Playlist 6
Oct. 3rd, 2006 11:52 am![[personal profile]](https://www.dreamwidth.org/img/silk/identity/user.png)
Counting down towards the twelfth and last.
- Someone Saved My Life Tonight, Elton John. This may have been the first of his songs to catch my attention.
- Canadian Railroad Trilogy, Gordon Lightfoot. Lightfoot's at his best, to my mind, in his specifically Canadian songs, and this one is marvelously evocative.
- Old Familiar, Kathleen Wilhoite. This one's about as close to sentimentality as Wilhoite gets, a song of sad reminiscence.
- I Remember LA, Celine Dion. Another song of reminiscence, but this one's thunderous and passionate.
- Respect, Aretha Franklin. Or should that be R-E-S-P-E-C-T? Aretha at her sassy best.
- Peace Train, Cat Stevens. Another train-as-salvation song; for some reason, the rapid clap-clap-clap in the chorus pleases me.
- Big Yellow Taxi, Joni Mitchell. "Don't it always seem to go / That you don't know what you've got till it's gone?"
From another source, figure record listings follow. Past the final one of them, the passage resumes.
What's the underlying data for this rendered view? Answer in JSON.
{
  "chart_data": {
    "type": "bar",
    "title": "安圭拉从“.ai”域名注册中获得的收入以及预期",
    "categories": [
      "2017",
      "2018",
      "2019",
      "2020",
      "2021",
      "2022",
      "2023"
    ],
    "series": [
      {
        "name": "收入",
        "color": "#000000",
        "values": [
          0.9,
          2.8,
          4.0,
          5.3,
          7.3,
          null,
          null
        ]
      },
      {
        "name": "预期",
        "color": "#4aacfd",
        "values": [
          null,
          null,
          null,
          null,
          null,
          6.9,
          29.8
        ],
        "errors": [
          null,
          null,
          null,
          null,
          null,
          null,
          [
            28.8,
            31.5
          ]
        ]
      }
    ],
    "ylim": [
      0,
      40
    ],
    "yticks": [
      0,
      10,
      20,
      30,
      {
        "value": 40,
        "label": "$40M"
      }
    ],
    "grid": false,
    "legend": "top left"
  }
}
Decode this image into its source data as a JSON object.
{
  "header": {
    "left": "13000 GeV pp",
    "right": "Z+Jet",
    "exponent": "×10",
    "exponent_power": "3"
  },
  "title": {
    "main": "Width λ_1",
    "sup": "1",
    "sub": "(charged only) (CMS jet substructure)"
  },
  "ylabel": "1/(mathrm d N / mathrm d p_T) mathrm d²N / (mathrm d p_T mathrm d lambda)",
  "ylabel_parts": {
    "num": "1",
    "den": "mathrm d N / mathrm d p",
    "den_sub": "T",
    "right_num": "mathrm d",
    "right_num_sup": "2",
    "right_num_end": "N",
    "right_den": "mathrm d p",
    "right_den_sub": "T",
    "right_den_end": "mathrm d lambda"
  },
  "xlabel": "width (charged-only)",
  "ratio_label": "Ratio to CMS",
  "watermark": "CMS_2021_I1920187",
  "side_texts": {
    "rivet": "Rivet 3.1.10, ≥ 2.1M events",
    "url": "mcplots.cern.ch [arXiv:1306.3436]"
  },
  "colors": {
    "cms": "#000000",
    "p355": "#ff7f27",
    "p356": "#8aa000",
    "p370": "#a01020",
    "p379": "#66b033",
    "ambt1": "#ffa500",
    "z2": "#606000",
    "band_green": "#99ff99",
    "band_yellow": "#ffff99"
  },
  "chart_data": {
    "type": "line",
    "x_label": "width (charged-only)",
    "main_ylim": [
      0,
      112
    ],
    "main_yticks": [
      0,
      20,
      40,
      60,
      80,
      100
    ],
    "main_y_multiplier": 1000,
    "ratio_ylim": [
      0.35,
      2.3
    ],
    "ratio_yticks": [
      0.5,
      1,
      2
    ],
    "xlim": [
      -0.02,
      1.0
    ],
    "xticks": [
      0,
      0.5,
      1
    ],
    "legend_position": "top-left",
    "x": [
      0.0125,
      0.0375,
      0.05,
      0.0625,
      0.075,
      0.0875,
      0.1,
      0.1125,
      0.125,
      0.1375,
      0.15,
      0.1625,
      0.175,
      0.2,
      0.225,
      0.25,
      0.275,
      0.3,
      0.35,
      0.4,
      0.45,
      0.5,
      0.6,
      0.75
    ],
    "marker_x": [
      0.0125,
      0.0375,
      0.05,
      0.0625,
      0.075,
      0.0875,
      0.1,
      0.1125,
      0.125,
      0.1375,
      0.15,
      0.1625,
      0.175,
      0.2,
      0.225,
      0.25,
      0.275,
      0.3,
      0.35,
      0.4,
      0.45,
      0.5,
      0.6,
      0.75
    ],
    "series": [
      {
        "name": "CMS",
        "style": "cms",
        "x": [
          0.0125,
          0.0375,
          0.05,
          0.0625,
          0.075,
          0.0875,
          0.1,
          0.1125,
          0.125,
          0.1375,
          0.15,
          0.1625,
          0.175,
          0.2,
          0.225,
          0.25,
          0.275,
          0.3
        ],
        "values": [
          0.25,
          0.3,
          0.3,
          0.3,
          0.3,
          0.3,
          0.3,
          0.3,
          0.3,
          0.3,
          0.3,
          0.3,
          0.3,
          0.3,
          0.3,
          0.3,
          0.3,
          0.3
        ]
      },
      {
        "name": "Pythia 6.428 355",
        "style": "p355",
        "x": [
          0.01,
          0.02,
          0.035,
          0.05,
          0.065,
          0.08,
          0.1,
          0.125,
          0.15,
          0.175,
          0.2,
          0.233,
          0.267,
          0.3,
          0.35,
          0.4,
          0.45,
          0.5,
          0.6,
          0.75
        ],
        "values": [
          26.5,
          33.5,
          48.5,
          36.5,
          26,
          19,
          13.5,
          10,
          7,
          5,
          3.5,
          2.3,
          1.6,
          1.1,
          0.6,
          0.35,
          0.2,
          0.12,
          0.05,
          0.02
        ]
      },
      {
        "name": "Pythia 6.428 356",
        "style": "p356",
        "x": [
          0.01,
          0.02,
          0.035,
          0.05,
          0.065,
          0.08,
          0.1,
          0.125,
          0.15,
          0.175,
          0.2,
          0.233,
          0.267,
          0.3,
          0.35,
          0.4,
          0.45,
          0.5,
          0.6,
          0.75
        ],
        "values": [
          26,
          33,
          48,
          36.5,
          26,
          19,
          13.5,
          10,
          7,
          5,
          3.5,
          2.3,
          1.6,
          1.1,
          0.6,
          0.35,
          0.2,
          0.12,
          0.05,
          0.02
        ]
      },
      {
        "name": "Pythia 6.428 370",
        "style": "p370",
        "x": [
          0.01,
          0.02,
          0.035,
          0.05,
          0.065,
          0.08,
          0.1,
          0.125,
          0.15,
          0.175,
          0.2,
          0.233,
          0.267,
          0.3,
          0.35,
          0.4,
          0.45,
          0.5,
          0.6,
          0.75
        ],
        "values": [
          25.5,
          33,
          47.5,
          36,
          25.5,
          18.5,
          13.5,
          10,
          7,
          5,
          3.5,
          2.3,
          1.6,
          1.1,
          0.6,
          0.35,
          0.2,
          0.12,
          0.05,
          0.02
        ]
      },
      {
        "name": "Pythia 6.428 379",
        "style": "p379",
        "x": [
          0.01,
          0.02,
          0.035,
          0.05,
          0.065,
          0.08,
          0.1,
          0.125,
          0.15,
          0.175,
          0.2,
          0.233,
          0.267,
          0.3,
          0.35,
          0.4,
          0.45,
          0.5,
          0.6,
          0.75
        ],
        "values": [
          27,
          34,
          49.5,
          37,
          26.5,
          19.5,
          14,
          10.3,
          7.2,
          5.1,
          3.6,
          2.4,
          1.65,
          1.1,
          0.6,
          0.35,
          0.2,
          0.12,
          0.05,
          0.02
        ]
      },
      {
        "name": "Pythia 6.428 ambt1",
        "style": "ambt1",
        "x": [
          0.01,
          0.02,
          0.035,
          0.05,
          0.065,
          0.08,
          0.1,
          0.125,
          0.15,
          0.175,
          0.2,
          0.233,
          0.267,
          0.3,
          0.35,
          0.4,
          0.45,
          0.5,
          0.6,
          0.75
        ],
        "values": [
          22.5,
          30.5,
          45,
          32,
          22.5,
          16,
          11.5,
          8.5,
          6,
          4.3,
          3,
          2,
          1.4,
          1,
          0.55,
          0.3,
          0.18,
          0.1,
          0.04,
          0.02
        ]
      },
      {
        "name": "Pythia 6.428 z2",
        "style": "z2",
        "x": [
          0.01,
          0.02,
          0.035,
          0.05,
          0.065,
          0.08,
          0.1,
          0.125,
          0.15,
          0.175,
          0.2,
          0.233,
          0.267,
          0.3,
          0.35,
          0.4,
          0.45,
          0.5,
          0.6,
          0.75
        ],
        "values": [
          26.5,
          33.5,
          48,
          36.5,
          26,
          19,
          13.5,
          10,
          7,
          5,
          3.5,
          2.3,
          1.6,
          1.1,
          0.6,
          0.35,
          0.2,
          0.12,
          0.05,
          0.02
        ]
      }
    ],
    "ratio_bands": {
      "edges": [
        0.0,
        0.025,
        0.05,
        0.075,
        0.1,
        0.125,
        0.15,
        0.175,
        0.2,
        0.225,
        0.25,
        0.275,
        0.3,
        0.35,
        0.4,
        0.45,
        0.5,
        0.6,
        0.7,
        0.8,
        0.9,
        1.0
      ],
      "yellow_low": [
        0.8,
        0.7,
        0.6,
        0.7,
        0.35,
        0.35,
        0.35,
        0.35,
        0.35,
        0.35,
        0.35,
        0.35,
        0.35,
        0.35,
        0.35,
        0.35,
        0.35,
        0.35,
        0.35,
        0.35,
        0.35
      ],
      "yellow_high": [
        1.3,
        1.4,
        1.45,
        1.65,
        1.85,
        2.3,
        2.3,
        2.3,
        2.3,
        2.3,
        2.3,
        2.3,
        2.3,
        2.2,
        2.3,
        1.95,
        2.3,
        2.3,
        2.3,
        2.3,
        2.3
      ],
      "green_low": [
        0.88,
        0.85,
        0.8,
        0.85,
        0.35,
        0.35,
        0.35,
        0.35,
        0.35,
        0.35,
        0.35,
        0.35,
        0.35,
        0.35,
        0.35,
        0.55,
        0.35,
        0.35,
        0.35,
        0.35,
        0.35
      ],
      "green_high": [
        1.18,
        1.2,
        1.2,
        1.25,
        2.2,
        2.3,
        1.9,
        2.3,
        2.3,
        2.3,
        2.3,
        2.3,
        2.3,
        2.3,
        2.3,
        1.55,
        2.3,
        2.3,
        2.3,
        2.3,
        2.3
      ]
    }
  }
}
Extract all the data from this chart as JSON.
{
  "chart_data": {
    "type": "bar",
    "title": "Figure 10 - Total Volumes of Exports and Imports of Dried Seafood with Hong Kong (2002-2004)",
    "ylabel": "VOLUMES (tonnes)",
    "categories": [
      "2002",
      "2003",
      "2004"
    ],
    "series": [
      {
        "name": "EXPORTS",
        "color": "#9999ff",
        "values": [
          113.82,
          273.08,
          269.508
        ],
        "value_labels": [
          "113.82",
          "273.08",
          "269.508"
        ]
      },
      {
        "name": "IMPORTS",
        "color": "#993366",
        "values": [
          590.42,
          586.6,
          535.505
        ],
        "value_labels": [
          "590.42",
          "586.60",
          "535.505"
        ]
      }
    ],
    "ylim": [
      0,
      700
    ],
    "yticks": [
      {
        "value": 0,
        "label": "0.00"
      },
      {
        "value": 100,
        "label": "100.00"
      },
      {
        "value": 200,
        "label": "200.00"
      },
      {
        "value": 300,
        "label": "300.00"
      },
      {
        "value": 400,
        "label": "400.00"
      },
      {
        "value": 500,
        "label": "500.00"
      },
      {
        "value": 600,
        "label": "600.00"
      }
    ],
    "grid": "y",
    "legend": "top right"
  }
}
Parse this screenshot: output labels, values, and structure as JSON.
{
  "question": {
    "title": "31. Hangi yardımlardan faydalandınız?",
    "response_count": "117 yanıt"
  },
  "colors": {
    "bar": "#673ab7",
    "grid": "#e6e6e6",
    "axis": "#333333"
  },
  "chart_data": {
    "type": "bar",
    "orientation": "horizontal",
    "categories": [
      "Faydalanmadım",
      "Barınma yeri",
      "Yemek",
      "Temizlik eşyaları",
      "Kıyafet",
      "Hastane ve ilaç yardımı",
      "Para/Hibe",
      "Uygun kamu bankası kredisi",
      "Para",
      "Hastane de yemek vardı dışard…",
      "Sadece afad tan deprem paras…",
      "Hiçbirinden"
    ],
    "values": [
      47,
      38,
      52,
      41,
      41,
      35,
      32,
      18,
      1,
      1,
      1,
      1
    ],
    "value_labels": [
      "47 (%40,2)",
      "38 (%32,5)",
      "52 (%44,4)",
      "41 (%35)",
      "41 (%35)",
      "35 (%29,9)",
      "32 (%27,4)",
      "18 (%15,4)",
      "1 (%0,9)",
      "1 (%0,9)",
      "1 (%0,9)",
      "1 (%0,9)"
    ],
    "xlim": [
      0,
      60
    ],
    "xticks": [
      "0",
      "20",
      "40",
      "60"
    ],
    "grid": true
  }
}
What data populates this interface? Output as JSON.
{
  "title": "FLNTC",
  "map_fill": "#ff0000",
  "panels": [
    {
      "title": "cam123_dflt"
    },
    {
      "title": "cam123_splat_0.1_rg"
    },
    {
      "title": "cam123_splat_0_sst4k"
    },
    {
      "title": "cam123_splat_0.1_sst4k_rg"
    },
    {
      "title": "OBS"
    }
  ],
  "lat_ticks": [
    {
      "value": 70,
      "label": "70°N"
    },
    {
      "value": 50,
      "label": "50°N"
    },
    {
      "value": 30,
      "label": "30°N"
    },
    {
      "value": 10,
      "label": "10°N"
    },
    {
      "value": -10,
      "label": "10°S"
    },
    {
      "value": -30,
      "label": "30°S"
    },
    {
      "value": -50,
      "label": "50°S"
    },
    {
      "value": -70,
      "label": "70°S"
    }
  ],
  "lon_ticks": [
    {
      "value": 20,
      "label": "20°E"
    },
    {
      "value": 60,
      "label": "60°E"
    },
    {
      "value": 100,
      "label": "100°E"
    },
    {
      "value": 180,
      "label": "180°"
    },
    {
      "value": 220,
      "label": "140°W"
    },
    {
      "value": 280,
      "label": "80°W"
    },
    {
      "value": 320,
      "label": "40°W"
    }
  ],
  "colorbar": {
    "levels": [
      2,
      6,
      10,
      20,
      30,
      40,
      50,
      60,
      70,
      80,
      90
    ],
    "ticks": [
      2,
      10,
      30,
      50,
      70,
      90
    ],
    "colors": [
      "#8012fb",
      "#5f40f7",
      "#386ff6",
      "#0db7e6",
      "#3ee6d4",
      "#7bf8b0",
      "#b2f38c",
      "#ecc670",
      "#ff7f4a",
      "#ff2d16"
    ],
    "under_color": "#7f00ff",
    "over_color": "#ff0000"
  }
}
- Castles in the Air, Don McLean. I love the mouth-feel of this one, the tripping alliteration in the middle of the opening lines: "And if she asks you why you can tell her that I told you that I'm tired of castles in the air..."
- I Know A Place, Petula Clark. My second-favorite of her songs. Thematically, it's pretty much the same song as Downtown.
- No Time, the Guess Who. The growling background sets off the lead singer's voice very nicely. The Guess Who used voices as sound (irrespective of content) about as well as any group I know of.